Garton Ash offers a wide-ranging exposition on the right to self-expression and a coherent defense of free speech from an explicitly liberal point of view. Socialist theory and practice has never satisfactorily established the place of free speech in the struggle for social transformation and in a future socialist society — all the more reason to seriously grapple with the challenge posed by Garton Ash’s new book.
Free Speech’s Foundations
Garton Ash’s analysis of free speech has two primary sources: Isaiah Berlin, who proposed that free expression is founded on empathy with and tolerance for multiple and conflicting values, and John Stuart Mill, whose defense of free speech primarily stressed its beneficial consequences instead of its intrinsic value as a right. Neither of these perspectives constitute a solid foundation for a defense of free speech.
Empathy and toleration — two states of mind — are terrible guarantors for freedom. Empathy does not easily translate into institutional arrangements that could support free speech, and tolerance is a precarious substitute for a robust culture of rights. Instead, rights must empower people regardless of rulers’ individual good intentions.
In this spirit, Thomas Paine praised the new French Constitution because it “hath abolished or renounced toleration, and intolerance also, and hath established Universal Right of Conscience.” As he explained, “Toleration is not the opposite of intoleration [intolerance] but is the counterfeit of it. Both are despotisms. The one assumes to itself the right of withholding liberty of conscience, the other of granting it.”
Mill’s On Liberty, in contrast, defends free expression primarily on the grounds that truth will emerge from the so-called free marketplace of ideas, making this supposition the principal argument for free speech. It is clear that the absence of free speech and political freedom stand in the way of the search for the truth. But our marketplace of ideas is oligopolistic and thus not fully free, constrained as it is in a class society. Should free speech, therefore, become less valued?
Rather than relying on the promise of a consequentialist heaven, it can be argued that a right is a good thing in itself, essential to the dignity and self-determination of persons, and necessary for democracy.

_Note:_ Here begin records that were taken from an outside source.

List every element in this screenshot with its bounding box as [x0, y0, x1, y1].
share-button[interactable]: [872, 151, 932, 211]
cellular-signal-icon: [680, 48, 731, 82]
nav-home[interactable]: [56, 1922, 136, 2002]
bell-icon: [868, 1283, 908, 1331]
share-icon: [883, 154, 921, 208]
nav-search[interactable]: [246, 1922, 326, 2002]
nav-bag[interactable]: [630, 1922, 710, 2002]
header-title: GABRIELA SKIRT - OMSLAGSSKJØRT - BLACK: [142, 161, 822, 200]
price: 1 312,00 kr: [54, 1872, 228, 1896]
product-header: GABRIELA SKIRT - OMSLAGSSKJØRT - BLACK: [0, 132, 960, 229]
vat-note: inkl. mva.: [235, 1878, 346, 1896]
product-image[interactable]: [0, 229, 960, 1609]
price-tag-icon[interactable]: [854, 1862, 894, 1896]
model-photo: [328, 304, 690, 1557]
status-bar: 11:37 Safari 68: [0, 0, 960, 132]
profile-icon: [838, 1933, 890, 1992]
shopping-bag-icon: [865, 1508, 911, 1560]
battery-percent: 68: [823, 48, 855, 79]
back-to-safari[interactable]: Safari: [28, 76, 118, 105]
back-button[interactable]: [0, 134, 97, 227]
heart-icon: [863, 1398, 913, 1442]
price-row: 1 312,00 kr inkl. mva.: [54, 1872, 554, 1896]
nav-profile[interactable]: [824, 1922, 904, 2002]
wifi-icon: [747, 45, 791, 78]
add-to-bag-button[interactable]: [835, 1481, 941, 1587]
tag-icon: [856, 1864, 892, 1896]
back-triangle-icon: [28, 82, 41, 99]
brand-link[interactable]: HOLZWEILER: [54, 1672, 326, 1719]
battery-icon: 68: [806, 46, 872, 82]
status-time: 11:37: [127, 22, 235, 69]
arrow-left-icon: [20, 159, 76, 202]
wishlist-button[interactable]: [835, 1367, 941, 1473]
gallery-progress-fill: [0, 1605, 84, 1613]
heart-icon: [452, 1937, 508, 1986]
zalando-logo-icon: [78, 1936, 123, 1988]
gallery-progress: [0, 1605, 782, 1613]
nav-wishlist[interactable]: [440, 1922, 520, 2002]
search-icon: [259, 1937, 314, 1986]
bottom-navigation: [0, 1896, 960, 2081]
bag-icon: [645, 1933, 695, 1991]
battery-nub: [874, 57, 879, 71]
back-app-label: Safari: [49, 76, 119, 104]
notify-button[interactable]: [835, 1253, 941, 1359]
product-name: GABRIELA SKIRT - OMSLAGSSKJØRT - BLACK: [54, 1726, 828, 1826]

Rights — including the right to free speech — might help produce the closest approximation to truth and a better society, but, much more important, they are a constituent element of a good society.
Like other conceptions of rights grounded on metaphysical, ahistoric notions like human nature or natural law, Garton Ash’s reliance on empathy and tolerance cannot found a robust right to free expression, safe from erosion by powerful economic or governmental actors.
We need an alternative approach to rights that does not hinge on abstractions. Rosa Luxemburg offers one:
Every right of suffrage, like any other political right, is not to be measured by some sort of abstract scheme of “justice,” or in terms of any other bourgeois-democratic phrases, but by the social and economic relationships for which it is designed.
Luxemburg understands rights as embodiments of concrete social and economic relationships. In liberal capitalist societies, unequal access to power constrains these rights. In a thoroughly democratic socialist society, these constraints would disappear.